JAKARTA, Jenderal Listyo Sigit Prabowo, Kapolri yang baru terpilih, berkomitmen untuk memberantas mafia tanah di Indonesia. Komitmen Kapolri itu, menurut Sekretaris Jenderal Dewan Pimpinan Pusat Gerakan Mahasiswa Nasional Indonesia (Sekjen DPP GMNI), Muhammad Ageng Dendy Setiawan, perlu didukung dan dikawal.
Untuk diketahui, Kapolri Jenderal Listyo Sigit Prabowo ingin mengungkap aktor intelektual mafia tanah diungkap dan diproses secara hukum. Sebab, menurut pernyataannya yang dikutip beberapa portal berita, masalah tersebut juga menjadi perhatian Presiden Joko Widodo.
“Karena masalah mafia tanah menjadi perhatian Bapak Presiden, saya minta untuk jajaran tidak perlu ragu proses tuntas, siapapun ‘bekingnya’,” kata Listyo dalam keterangan resmi, Kamis (18/2/2021).
Sehingga, Listyo meminta para penyidik bekerja secara maksimal untuk memproses para pelaku. Karena, baginya Korps Bhayangkara harus berpihak kepada masyarakat. Untuk diketahui saja, pada tahun 2020 kemarin, Badan Reserse Kriminal (Bareskrim) Polri telah menindak puluhan perkara mafia tanah. Dan delapan kasus yang lainnya, masuk dalam tahap penyelidikan.
Sekjend DPP GMNI, Muhammad Ageng Dendy Setiawan, menuturkan, jika diperlukan GMNI siap bergerak bersama untuk membela, dan membongkar mafia tanah di Indonesia. Menurut dia, persoalan tanah seakan tak pernah selesai di bumi Nusantara.
“Kalau memang komitmennya begitu, kita perlu dukung. Karena persoalan tanah di Indonesia dari dulu tidak pernah tuntas. Selalu aja ada masalah yang berkaitan dengan agraria,” tuturnya dalam keterangan rilis, Kamis (18/2/2021).
Dendy mendorong, pihak yang berwenang seperti Kepolisian dan Badan Pertanahan Nasional (BPN), memantau persoalan tanah dari hulu hingga ke hilir.
“Ya dimulai dari kemudahan mengurus sertfikat tanah, dan kepemilikannya. Karena kalau di daerah-daerah, banyak tanah yang belum bersertifikat. Sementara masyarakat, banyak yang belum paham bagaimana cara mengurus sertifikat kepemilikan. Sehingga, ini menjadi peluang bagi para mafia untuk main serobot,”terang alumnus UIN Sunan Ampel Surabaya ini.

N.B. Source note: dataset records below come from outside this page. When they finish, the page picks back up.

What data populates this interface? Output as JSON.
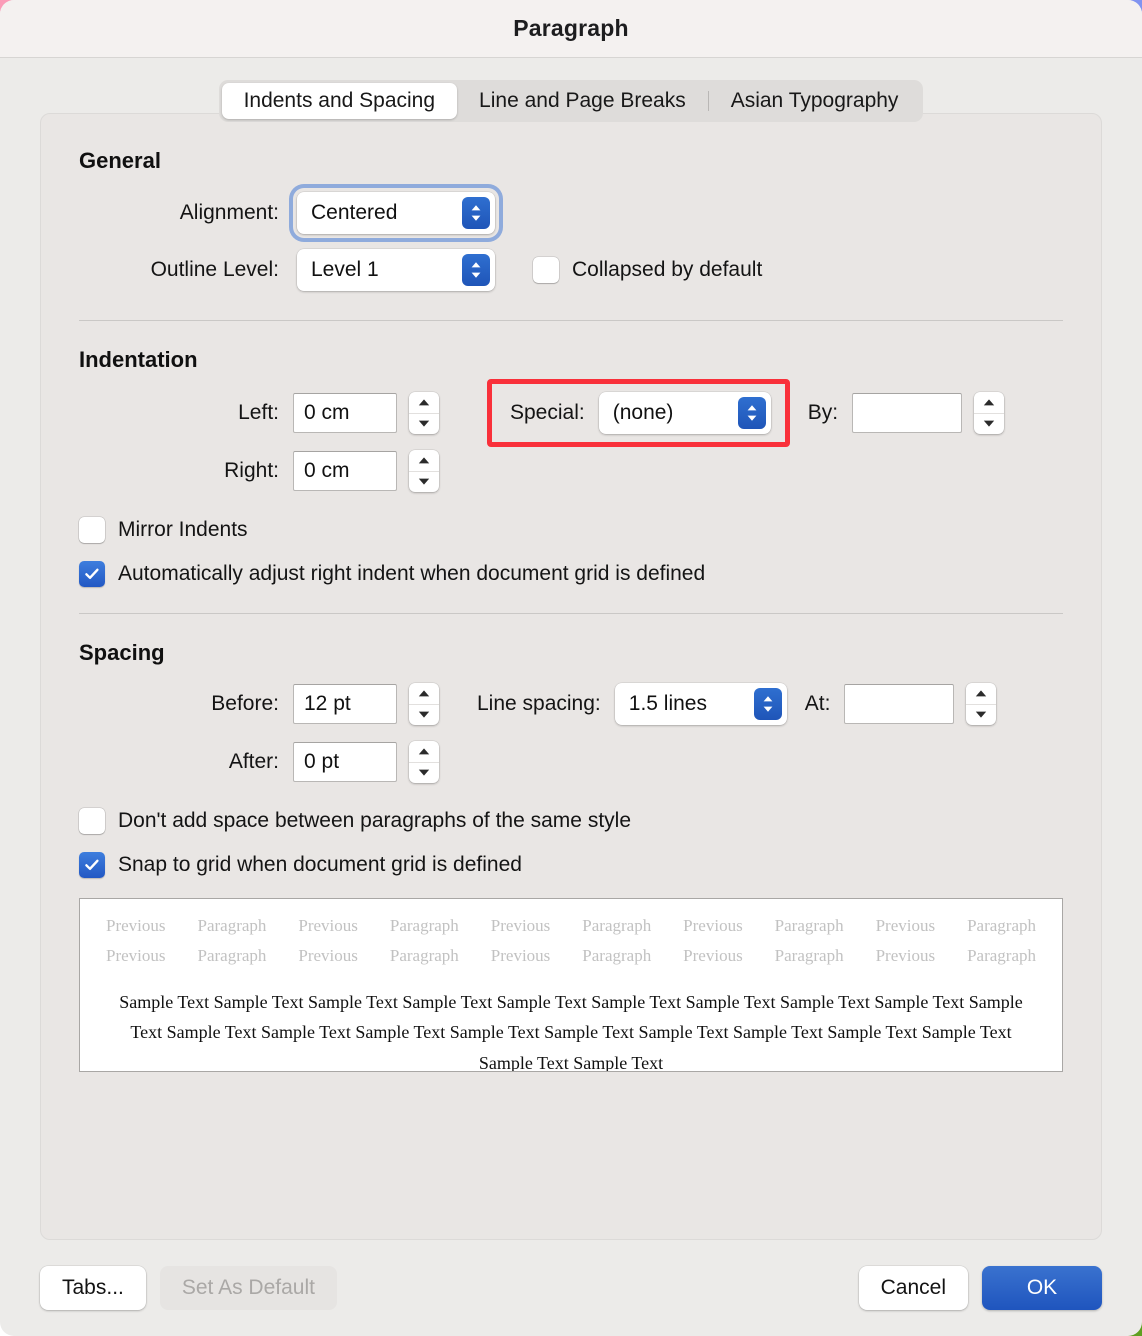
{
  "window": {
    "title": "Paragraph"
  },
  "tabs": [
    {
      "label": "Indents and Spacing",
      "active": true
    },
    {
      "label": "Line and Page Breaks",
      "active": false
    },
    {
      "label": "Asian Typography",
      "active": false
    }
  ],
  "general": {
    "heading": "General",
    "alignment_label": "Alignment:",
    "alignment_value": "Centered",
    "outline_label": "Outline Level:",
    "outline_value": "Level 1",
    "collapsed_label": "Collapsed by default",
    "collapsed_checked": false
  },
  "indentation": {
    "heading": "Indentation",
    "left_label": "Left:",
    "left_value": "0 cm",
    "right_label": "Right:",
    "right_value": "0 cm",
    "special_label": "Special:",
    "special_value": "(none)",
    "by_label": "By:",
    "by_value": "",
    "mirror_label": "Mirror Indents",
    "mirror_checked": false,
    "autoadjust_label": "Automatically adjust right indent when document grid is defined",
    "autoadjust_checked": true
  },
  "spacing": {
    "heading": "Spacing",
    "before_label": "Before:",
    "before_value": "12 pt",
    "after_label": "After:",
    "after_value": "0 pt",
    "linespacing_label": "Line spacing:",
    "linespacing_value": "1.5 lines",
    "at_label": "At:",
    "at_value": "",
    "dontadd_label": "Don't add space between paragraphs of the same style",
    "dontadd_checked": false,
    "snap_label": "Snap to grid when document grid is defined",
    "snap_checked": true
  },
  "preview": {
    "previous_line1": "Previous Paragraph Previous Paragraph Previous Paragraph Previous Paragraph Previous Paragraph",
    "previous_line2": "Previous Paragraph Previous Paragraph Previous Paragraph Previous Paragraph Previous Paragraph",
    "sample_text": "Sample Text Sample Text Sample Text Sample Text Sample Text Sample Text Sample Text Sample Text Sample Text Sample Text Sample Text Sample Text Sample Text Sample Text Sample Text Sample Text Sample Text Sample Text Sample Text Sample Text Sample Text"
  },
  "footer": {
    "tabs_button": "Tabs...",
    "set_default_button": "Set As Default",
    "cancel_button": "Cancel",
    "ok_button": "OK"
  },
  "colors": {
    "accent_blue": "#2258c4",
    "annotation_red": "#f9303a",
    "focus_ring": "#8fabdc",
    "window_bg": "#ecebe9",
    "panel_bg": "#e9e6e4"
  }
}
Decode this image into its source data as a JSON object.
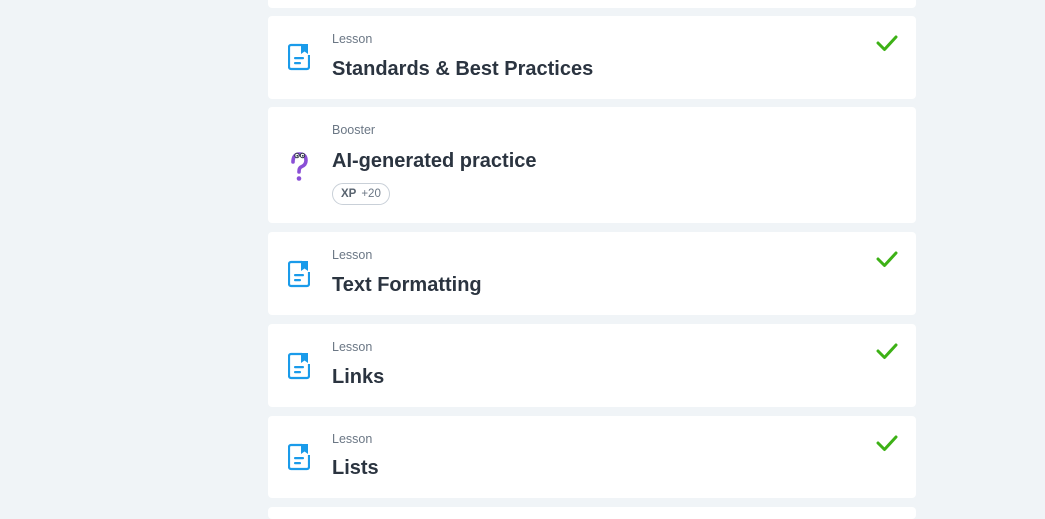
{
  "items": [
    {
      "kind": "Lesson",
      "title": "Standards & Best Practices",
      "completed": true,
      "icon": "lesson-document-icon"
    },
    {
      "kind": "Booster",
      "title": "AI-generated practice",
      "completed": false,
      "icon": "question-mark-character-icon",
      "xp_label": "XP",
      "xp_value": "+20"
    },
    {
      "kind": "Lesson",
      "title": "Text Formatting",
      "completed": true,
      "icon": "lesson-document-icon"
    },
    {
      "kind": "Lesson",
      "title": "Links",
      "completed": true,
      "icon": "lesson-document-icon"
    },
    {
      "kind": "Lesson",
      "title": "Lists",
      "completed": true,
      "icon": "lesson-document-icon"
    }
  ],
  "colors": {
    "page_bg": "#f0f4f7",
    "card_bg": "#ffffff",
    "lesson_icon": "#1a9bea",
    "booster_icon": "#8a4fd6",
    "check": "#3db116",
    "title_text": "#2b3440",
    "kind_text": "#6b7785"
  }
}
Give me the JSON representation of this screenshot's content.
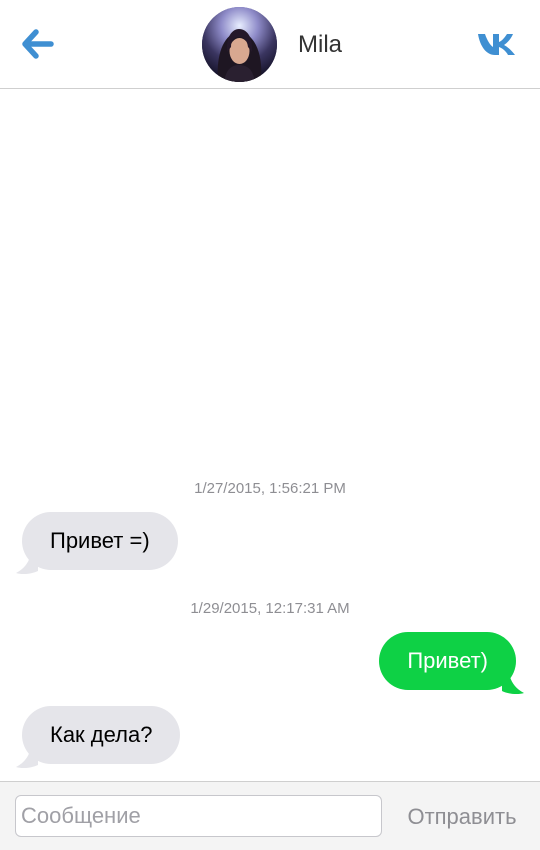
{
  "colors": {
    "accent": "#3f8fd2",
    "incoming_bubble": "#e5e5ea",
    "outgoing_bubble": "#0ed145",
    "timestamp": "#8e8e93"
  },
  "header": {
    "back_icon": "back-arrow-icon",
    "contact_name": "Mila",
    "service_icon": "vk-logo-icon"
  },
  "messages": [
    {
      "timestamp": "1/27/2015, 1:56:21 PM"
    },
    {
      "direction": "incoming",
      "text": "Привет =)"
    },
    {
      "timestamp": "1/29/2015, 12:17:31 AM"
    },
    {
      "direction": "outgoing",
      "text": "Привет)"
    },
    {
      "direction": "incoming",
      "text": "Как дела?"
    }
  ],
  "composer": {
    "placeholder": "Сообщение",
    "value": "",
    "send_label": "Отправить"
  }
}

Selain itu, Dendy juga menyinggung persoalan agraria di Indonesia, yang mana menurut dia, hanya menyentuh bagian luar saja. Bukan tanpa alasan, baginya, pembahasan akan persoalan agraria hanya berkutat pada legalitas aset dan sertfiikasi, serta nominal penggantian tanah. Sementara ketimpangan penguasaan tanah antara masyarakat dengan koorporasi tidak pernah dibahas.
Rusak dan hilangnya tanah, hutan, sumber mata air, hingga ruang lingkup dan budaya masyarakat, seakan selesai dengan pemenuhan ganti rugi. “Bisa dilihat, jika ada konflik agraria yang berkaitan antara masyarakat dengan korporat, selesai dengan urusan ganti rugi saja. Sedangkan nilai-nilai tanah sebagai sumber penghidupan, budaya, bisa ditukar dengan persoalan nominal saja. Padahal kan tidak begitu,” imbuhnya.
“Sedangkan jika memang mau diukur dengan nominal saja, kerusakan yang ditimbulkan dari korporasi, nilainya jauh lebih besar dari sejumlah nominal ganti rugi itu,” tutupnya.